Quoi qu’il en soit, il n’y a pas grand-chose à dire sur Rijeka. Rijeka est une ville industrielle, avec un port, des chantiers navals, des raffineries. Rijeka est aussi le berceau du premier groupe de punk rock croate, dont on est encore fier aujourd’hui.
Et ainsi, Rijeka est restée fidèle à elle-même et est d’une certaine manière toujours merveilleusement déglinguée.

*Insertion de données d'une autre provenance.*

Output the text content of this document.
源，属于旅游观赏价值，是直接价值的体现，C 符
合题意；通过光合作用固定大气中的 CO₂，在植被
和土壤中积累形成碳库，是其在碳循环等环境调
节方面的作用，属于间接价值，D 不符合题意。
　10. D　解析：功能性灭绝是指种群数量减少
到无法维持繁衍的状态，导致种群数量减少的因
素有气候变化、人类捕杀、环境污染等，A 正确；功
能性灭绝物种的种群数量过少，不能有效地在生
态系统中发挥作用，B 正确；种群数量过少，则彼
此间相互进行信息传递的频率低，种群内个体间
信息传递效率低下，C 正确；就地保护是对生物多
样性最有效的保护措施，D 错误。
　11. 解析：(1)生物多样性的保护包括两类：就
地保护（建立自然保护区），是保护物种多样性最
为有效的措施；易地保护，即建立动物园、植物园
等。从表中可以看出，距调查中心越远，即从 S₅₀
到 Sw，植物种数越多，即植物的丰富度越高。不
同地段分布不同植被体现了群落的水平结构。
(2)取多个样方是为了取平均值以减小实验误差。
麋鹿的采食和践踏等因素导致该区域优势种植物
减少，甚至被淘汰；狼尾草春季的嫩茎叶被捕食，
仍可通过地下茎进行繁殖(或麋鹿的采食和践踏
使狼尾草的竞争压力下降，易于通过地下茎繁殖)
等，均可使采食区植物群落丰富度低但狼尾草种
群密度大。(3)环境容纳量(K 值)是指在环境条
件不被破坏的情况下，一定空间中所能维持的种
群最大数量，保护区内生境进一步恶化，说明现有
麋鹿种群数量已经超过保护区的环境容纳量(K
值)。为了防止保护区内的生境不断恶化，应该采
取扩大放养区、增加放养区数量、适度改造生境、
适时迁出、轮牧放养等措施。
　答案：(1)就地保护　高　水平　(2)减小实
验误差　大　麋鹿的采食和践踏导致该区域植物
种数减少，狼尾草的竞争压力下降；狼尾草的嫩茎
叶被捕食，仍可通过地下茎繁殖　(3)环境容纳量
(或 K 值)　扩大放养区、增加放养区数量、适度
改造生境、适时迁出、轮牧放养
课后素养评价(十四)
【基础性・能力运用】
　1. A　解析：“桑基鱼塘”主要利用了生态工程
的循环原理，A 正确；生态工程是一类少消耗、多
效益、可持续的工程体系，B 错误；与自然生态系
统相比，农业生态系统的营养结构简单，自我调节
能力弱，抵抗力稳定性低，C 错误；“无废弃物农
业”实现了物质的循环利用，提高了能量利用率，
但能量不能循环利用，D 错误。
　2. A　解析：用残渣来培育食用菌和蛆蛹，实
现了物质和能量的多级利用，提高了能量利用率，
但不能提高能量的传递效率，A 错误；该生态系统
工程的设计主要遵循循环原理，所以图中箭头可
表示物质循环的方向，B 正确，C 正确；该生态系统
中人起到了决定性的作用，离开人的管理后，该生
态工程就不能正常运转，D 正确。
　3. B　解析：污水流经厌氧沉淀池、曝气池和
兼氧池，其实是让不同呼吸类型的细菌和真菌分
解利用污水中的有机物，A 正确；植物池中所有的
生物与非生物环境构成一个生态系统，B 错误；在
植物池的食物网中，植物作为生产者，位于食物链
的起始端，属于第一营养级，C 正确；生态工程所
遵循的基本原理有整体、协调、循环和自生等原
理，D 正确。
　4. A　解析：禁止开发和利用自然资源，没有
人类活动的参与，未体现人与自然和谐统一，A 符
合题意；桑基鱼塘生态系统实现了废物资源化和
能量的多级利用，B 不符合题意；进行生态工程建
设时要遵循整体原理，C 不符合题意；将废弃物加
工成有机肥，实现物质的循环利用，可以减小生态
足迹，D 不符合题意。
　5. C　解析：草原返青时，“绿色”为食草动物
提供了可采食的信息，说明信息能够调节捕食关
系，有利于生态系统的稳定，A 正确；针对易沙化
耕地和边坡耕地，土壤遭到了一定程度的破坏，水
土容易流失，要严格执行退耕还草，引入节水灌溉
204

Ce que je dois dire : je trouve les Croates ici différents de ceux des lieux touristiques. Ils parlent tous un excellent anglais et sont toujours prêts à discuter. Charly est la superstar et la clé pour ouvrir les cœurs, surtout ceux des dames. J’ai droit à plusieurs histoires de vie. Vraiment adorable.

Néanmoins, je ne trouve pas Rijeka vivable, c’est simplement trop sale, trop délabré, trop bruyant, et trop orienté vers la voiture. Je suis probablement devenu trop vieux et trop conventionnel pour le punk rock, too old to die young.
*Cet article de blog a été traduit automatiquement par un Large Language Model.